Spyware School at Canadian University
When the University of Calgary introduced its virus/malware course in the fall of 2003, news of it spread like spam.
Many in the security industry questioned why the Computer Science department would encourage its students to design and write viruses. They wondered if these future IT professionals would use their knowledge to do more harm than good.
Professor John Aycock has always stressed that hands-on learning is the best way to teach and does not see a threat to the security industry.
"Just the opposite: this is a huge benefit to the security industry," he tells Lavasoft News. "Imagine hiring people out of university who have a deep understanding of threats and how to counter them. The savings on training alone would be considerable."
After teaching the malware/virus course for a couple of years, Aycock realized there was plenty of material to add a full course on spam and spyware, both major problems for computer users today. In the fall of 2005, students began learning how to write spyware and the tools to send and propagate spam. The course was the first of its kind in the world.

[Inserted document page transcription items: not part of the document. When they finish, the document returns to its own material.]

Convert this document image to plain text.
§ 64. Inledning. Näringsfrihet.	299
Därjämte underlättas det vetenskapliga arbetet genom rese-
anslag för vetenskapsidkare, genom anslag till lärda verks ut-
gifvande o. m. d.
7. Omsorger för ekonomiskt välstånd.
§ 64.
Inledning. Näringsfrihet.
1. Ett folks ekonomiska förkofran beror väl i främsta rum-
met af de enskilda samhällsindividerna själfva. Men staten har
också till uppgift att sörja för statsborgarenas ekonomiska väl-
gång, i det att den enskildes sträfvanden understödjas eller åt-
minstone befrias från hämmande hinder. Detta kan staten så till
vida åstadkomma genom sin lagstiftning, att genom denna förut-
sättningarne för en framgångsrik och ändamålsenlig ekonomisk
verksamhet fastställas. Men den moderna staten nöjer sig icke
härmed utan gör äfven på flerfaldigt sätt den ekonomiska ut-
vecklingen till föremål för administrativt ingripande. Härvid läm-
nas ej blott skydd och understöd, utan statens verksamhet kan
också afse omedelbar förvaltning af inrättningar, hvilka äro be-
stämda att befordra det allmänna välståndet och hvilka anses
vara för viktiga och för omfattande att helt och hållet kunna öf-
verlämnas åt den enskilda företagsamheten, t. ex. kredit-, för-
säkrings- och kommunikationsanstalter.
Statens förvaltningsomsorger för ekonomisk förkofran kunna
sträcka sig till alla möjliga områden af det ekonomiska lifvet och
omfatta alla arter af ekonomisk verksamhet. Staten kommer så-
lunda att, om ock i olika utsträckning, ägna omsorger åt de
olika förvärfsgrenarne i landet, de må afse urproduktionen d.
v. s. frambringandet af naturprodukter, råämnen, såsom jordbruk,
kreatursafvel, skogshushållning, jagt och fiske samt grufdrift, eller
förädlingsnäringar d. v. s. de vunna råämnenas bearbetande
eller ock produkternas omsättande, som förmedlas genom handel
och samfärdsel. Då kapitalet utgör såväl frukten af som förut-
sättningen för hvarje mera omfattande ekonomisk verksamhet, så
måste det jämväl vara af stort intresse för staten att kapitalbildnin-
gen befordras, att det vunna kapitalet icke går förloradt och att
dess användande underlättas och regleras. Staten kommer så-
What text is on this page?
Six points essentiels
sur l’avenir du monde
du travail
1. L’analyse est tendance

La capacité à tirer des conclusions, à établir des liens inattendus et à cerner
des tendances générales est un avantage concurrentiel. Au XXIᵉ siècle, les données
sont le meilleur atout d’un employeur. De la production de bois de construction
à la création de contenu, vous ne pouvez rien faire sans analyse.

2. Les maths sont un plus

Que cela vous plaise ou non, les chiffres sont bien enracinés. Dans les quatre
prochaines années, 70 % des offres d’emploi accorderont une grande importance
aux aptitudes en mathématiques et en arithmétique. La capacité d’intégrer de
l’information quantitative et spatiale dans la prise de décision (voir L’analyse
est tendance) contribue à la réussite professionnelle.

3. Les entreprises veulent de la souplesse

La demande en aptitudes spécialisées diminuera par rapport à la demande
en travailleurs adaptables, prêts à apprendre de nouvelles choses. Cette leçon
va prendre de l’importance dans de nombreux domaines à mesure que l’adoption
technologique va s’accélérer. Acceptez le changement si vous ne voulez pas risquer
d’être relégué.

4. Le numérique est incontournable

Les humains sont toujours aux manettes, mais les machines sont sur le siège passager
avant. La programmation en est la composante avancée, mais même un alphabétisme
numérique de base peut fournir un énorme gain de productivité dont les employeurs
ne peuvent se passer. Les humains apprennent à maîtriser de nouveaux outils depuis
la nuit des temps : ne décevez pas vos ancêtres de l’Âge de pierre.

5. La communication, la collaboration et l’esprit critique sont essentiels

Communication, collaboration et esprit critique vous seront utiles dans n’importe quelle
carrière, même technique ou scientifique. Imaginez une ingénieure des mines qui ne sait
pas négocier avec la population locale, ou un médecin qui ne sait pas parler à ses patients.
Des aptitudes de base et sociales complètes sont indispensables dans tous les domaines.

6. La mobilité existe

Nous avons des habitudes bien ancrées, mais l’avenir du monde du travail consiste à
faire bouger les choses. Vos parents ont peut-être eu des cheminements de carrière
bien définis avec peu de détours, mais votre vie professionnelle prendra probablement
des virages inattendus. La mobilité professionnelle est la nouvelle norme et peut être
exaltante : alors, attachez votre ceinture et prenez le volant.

The research conducted anticipates, rather than follows, the next move of spyware and spam writers. Students test computer programs that mimic or anticipate potential threats in an effort to better understand their inner workings and mount a defense. All this is done in a secure environment.
Restrictions for entry into these courses are tight. Along with meeting certain ethical requirements, a subcommittee reviews the academic record of each applicant. All students must also sign an agreement that any misuse of the information in the course can lead to course failure and even criminal prosecution.
There may always be critics, but Aycock likes to focus on the positive. "Regardless of opinion about the courses, I'd say that we've become a part of the anti-virus landscape after this many years. The reaction from anti-spam companies has definitely been more positive from the outset," he says.
Security providers like Lavasoft, the makers of Ad-Aware SE anti-spyware, think it is a brilliant way to teach.
"The hands-on approach is the only way to teach in this business," says Christopher Allansson, Manager, Lavasoft Security Center. "I would definitely hire a graduate of this program knowing that he or she knows the inner workings of spyware, both how to implement it and reverse it. A person like that would be invaluable to us."
The first graduates of the program hit the job market last spring and so far, the reaction has been positive. Some students are working in the security and defense industry, while others are doing graduate research in security.
The U of C Computer Science department shows no signs of slowing down. A research chair in security has been hired, an undergraduate concentration in information security has been added and more faculty and computer security courses are in the works.